Развязка следует 6 сентября – после помолвки Грепеля и Юлии, они пригласили Гофмана на прогулку в замок Поммерсфельд. На празднике много выпито, в том числе Гофманом и Грепелем, и когда приходит время прогуляться… Кунц: «С видимым усилием поднялся жених с места, предлагая руку невесте. Я и Гофман неторопливо прогуливались за парой, остальное общество следовало группами. Едва все очутились во дворе замка, как мы заметили, что господин Бегемот задевает все углы и справа, и слева, невеста едва успевала уворачиваться. Но вдруг произошел сильный толчок, угрожающий уронить бедную Юлию. Гофман прыгнул к ним, я подбежал к падающему, но было слишком поздно – будущий муж пластом лежал на земле, тяня руку Юлии, которую она пыталась выдернуть. Юлия побледнела, а все общество собралось вокруг упавшего. Гофман пылал от гнева, и громкие слова сорвались у него с губ: «Взгляните на эту собаку! Мы все также пили, как и он, но ведь с нами не происходит что-то подобное! Это может произойти только с пошлейшим человеком!» Все презрение, ярость на соперника, зависть и унижение, раненое чувство и разочарование – все вылилось в этих словах. Все испугались, крича, чтобы он прекратил. Юлия бросала на Гофмана презрительные взгляды; мать же отныне запретила ему посещение ее дома. «Мгновение он стоял, как пораженный, затем встал и удалился быстрыми твердыми шагами».
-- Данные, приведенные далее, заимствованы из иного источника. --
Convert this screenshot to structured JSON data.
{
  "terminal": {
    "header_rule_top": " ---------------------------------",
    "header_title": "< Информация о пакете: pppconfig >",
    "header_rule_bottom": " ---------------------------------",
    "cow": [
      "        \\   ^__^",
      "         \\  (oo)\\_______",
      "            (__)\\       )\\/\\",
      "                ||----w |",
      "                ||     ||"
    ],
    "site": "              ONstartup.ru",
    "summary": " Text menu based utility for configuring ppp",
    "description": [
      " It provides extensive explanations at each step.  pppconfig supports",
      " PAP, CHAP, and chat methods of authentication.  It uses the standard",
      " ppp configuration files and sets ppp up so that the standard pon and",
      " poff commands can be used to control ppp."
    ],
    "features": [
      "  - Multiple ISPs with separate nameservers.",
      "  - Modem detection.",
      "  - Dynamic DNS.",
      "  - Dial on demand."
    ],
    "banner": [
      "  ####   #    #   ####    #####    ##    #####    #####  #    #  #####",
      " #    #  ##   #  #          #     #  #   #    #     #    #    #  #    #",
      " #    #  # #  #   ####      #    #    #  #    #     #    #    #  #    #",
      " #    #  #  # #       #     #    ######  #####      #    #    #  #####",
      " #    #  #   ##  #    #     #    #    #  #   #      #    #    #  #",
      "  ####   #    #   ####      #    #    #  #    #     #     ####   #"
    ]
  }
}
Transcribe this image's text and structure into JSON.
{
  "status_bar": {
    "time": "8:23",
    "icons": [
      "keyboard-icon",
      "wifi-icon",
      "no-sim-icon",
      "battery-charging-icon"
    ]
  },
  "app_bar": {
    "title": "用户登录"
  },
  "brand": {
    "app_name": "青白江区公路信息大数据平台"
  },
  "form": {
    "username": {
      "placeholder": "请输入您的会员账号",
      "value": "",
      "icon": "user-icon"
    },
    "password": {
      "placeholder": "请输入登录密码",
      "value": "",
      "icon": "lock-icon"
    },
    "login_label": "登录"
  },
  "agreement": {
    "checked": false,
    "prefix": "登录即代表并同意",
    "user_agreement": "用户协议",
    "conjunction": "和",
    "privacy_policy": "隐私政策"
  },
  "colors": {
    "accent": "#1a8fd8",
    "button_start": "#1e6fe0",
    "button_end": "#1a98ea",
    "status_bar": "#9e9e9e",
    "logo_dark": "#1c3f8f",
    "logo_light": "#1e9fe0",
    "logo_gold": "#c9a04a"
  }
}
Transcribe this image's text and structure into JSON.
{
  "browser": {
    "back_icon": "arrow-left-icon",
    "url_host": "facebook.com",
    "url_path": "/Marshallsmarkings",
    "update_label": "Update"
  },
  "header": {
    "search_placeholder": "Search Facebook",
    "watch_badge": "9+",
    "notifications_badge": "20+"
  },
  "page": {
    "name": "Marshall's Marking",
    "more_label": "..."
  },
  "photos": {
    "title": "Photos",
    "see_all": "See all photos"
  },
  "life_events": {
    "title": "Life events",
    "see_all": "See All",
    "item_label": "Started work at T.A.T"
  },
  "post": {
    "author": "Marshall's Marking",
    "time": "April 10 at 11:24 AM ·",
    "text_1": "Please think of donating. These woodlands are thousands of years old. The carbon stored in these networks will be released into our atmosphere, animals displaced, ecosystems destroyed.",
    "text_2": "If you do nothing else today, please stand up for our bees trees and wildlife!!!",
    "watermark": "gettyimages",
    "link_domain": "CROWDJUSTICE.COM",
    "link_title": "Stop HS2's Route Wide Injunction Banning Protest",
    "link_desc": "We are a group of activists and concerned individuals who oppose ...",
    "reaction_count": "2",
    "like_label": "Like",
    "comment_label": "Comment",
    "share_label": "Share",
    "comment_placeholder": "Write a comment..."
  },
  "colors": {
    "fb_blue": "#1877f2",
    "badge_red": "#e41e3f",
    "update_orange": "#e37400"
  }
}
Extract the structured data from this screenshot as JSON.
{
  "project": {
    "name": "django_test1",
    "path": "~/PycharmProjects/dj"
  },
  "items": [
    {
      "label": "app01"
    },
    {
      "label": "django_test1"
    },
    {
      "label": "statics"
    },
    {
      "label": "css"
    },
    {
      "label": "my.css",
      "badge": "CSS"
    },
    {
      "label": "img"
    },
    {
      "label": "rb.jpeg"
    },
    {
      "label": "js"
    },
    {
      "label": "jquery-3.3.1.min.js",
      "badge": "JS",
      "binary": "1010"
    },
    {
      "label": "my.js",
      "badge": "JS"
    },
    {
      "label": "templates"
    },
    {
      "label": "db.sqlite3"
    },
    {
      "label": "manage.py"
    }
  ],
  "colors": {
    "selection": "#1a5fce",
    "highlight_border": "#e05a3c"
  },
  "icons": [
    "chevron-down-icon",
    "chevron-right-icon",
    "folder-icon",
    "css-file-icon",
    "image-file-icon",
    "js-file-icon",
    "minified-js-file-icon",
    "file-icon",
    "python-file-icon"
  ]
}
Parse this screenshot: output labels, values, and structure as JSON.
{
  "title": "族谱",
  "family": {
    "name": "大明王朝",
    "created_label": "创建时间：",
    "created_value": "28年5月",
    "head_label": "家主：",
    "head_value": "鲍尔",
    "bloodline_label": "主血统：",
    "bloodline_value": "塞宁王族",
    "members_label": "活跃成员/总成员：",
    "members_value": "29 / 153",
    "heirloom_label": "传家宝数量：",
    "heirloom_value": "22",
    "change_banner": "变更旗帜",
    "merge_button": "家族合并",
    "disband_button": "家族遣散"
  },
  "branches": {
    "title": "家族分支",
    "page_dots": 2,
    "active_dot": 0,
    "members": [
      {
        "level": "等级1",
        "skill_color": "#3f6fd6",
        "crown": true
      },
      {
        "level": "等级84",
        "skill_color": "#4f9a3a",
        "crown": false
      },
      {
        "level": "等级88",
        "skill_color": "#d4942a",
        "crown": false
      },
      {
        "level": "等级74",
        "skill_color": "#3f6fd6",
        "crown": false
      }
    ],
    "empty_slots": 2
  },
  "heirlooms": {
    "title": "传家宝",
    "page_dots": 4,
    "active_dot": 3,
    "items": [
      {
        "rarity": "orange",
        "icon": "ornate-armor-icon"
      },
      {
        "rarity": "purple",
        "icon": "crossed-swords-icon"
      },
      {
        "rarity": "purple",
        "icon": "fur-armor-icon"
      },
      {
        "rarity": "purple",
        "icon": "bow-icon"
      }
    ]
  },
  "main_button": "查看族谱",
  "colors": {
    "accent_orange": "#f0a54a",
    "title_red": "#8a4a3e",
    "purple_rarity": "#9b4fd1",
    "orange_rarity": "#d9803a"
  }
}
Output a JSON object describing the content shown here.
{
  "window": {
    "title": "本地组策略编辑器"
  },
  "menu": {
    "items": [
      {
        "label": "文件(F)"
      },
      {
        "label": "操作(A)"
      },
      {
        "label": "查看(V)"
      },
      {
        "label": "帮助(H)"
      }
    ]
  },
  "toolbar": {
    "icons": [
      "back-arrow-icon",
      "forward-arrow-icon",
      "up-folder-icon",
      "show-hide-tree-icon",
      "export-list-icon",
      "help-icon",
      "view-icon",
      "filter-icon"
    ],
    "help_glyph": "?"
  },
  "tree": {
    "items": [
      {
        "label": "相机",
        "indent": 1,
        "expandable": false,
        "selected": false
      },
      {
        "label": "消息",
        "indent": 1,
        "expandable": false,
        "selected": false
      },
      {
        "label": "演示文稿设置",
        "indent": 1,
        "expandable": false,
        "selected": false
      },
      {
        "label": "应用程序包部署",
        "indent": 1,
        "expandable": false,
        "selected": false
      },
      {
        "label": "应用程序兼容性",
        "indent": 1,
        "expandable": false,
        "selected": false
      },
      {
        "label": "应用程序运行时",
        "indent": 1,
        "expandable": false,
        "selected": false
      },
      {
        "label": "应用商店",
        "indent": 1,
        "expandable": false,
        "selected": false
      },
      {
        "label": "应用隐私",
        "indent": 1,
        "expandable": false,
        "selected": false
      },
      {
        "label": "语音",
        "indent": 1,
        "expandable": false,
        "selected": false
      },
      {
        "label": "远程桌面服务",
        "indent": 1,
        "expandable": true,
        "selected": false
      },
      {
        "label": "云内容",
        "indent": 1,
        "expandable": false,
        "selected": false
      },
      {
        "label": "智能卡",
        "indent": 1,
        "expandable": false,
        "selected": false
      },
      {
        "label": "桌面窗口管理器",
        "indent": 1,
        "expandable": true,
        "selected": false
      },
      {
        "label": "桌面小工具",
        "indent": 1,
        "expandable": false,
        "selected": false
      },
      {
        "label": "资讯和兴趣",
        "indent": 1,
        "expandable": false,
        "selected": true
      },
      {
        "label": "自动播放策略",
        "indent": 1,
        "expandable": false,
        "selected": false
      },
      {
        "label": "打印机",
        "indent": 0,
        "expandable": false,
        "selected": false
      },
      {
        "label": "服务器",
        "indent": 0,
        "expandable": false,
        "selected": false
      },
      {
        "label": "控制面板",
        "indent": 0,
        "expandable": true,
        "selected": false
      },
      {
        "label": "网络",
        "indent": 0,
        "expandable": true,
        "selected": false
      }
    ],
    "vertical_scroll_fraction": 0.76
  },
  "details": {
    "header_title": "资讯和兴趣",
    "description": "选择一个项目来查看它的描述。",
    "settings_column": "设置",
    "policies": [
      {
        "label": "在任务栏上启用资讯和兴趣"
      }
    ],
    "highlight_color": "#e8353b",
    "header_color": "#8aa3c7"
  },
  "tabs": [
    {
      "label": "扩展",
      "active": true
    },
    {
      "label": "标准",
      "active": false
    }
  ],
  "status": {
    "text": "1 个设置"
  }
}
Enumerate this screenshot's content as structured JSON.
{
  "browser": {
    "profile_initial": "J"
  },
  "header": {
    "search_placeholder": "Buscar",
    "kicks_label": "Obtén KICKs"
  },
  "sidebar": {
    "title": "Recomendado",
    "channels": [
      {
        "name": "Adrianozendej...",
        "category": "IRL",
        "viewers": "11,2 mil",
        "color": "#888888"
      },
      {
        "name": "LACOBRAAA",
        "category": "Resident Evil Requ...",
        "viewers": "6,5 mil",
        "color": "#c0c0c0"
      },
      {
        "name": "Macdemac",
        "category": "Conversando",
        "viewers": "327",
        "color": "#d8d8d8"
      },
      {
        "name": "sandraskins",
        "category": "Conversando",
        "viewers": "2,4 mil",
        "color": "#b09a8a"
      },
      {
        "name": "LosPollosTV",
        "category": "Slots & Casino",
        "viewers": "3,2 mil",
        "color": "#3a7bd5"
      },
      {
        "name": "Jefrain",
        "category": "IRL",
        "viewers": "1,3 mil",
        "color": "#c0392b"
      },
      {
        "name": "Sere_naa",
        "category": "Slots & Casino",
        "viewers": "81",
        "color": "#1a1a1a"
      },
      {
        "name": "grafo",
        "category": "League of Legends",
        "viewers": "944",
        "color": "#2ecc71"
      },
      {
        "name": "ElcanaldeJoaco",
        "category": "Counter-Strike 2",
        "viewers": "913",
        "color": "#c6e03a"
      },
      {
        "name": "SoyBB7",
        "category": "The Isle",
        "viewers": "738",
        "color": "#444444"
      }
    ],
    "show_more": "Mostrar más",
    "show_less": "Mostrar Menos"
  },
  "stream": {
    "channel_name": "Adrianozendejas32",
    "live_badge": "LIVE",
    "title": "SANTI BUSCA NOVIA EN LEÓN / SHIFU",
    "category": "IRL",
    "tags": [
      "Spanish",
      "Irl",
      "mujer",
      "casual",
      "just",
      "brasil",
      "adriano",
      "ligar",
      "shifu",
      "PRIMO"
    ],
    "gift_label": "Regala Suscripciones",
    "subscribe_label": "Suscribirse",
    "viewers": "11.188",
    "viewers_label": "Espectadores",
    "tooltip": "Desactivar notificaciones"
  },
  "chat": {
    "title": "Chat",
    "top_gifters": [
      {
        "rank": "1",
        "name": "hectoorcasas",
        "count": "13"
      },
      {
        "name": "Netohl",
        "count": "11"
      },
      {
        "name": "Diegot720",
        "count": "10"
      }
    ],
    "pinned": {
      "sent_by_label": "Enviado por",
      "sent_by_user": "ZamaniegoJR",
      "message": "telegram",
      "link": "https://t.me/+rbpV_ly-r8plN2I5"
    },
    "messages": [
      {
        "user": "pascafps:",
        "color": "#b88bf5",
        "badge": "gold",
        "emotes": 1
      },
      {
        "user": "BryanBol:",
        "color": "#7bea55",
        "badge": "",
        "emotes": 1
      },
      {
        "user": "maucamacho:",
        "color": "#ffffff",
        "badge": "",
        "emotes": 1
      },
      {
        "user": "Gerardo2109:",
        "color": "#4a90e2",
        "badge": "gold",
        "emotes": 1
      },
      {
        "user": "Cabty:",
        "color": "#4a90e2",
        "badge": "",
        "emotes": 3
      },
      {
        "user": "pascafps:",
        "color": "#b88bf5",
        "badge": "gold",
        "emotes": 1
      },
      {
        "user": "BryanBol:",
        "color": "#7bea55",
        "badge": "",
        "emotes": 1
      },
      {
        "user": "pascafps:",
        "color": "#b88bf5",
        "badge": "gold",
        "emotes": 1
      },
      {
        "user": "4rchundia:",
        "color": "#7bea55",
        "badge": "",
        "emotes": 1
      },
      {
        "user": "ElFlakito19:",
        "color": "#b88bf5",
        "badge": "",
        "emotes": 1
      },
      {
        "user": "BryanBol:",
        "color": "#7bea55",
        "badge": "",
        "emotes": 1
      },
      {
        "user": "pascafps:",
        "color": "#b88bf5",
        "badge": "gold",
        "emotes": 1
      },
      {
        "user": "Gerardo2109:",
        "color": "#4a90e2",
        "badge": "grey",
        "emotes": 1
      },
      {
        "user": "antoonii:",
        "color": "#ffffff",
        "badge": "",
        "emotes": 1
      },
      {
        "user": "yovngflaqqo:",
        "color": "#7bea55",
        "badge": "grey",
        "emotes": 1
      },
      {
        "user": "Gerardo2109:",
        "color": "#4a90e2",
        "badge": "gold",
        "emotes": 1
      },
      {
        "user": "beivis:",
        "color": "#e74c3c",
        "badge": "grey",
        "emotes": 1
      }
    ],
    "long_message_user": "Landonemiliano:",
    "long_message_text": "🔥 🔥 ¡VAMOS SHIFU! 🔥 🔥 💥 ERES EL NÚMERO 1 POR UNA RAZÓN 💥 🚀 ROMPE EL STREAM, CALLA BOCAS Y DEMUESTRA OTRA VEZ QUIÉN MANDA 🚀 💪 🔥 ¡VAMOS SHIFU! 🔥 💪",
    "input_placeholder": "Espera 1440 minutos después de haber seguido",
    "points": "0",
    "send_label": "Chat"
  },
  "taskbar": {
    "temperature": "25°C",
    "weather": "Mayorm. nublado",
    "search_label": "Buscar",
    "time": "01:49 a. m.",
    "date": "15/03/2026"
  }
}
В том же сентябре Гофман пишет новеллу «Дон-Жуан», в которой повествование идет от лица «странствующего энтузиаста». Она, разумеется, опубликована в той же «Всеобщей музыкальной газете». Современник писателя, В.Ф.Одоевский, рекомендовал «почаще перечитывать всем играющим в «Дон-Жуане». Также Гофман начинает работу над оперой «Ундина» (Undine) (слушать). Между тем руководитель театра Гольбайн отказывается от антрепризы, и театр закрылся. Гофман начал бедствовать. 26 ноября в его дневнике появляется запись: «Продал старый сюртук, только чтобы поесть».
В декабре 1812 Юлия сочеталась браком с Грепелем. Несчастная любовь и закрытие театра подталкивают Гофмана к отъезду. Ему предложено место капельмейстера в Дрездене и в 1813 он навсегда покидает Бамберг, назвав этот город «самый злой из всех времен».
Спустя много лет, Юлию обвиняли в презрительном отношении к Гофману. После смерти писателя Кунц пишет: «Его любовь к Юлии являлась затянувшимся безумием, поскольку она не отвечала ему даже самой незначительной любезностью, о чем, вероятно, позже жалела. Она боялась, что их посчитают возлюбленными, и она станет предметом насмешки». Однако в 1837 Юлия с возмущением опровергает: «…тем не менее, то, что я встречала Гофмана с презрением – выдумка, это не может быть правдой, мой боязливый нрав…» и т.д. Кунц также намекает, что Гофман испытывал не совсем платонические чувства, на что Юлия отвечает: «О, определенно, это чувство было иной природы, нежели, чем рассказал Кунц миру. К «низкой» чувственности оно не относилось; влияние, которое он оказал на меня, освобождало от тривиальной «любви к девочке»». Кроме того, в «Житейских воззрениях кота Мурра» героиня романа Юлии произносит слова: «Чисто и безгрешно чувство, которое я питаю к этому дорогому человеку…», а учитывая автобиографичность гофмановских романов, можно судить о том, что его чувство было не совсем безответным.
Брак Юлии был несчастен и закончился через несколько лет разводом, которые были крайне редки в то время. Несколько позже Грепель умер, а за год до смерти Гофмана Юлия снова вышла замуж – ее мужем стал кузен Людвиг Марк, сын доктора Адальберта Фридриха Марка. Для особо интересующихся семьей Марков дополнительные сведения: брат Юлии, Мориц Август Марк (Moritz August Marc), был наделен незаурядными художественными способностями, которые передал и через сына Вильгельма своему внуку, Францу Марку. В 1911 году Франц Марк (Franz Marc) вместе с Василием Кандинским обосновал сообщество художников «Синие всадники» и стал одним из значительных художников немецкого экспрессионизма. Фамилия заметно изменялась «Markus»-«Marc»-«Mark».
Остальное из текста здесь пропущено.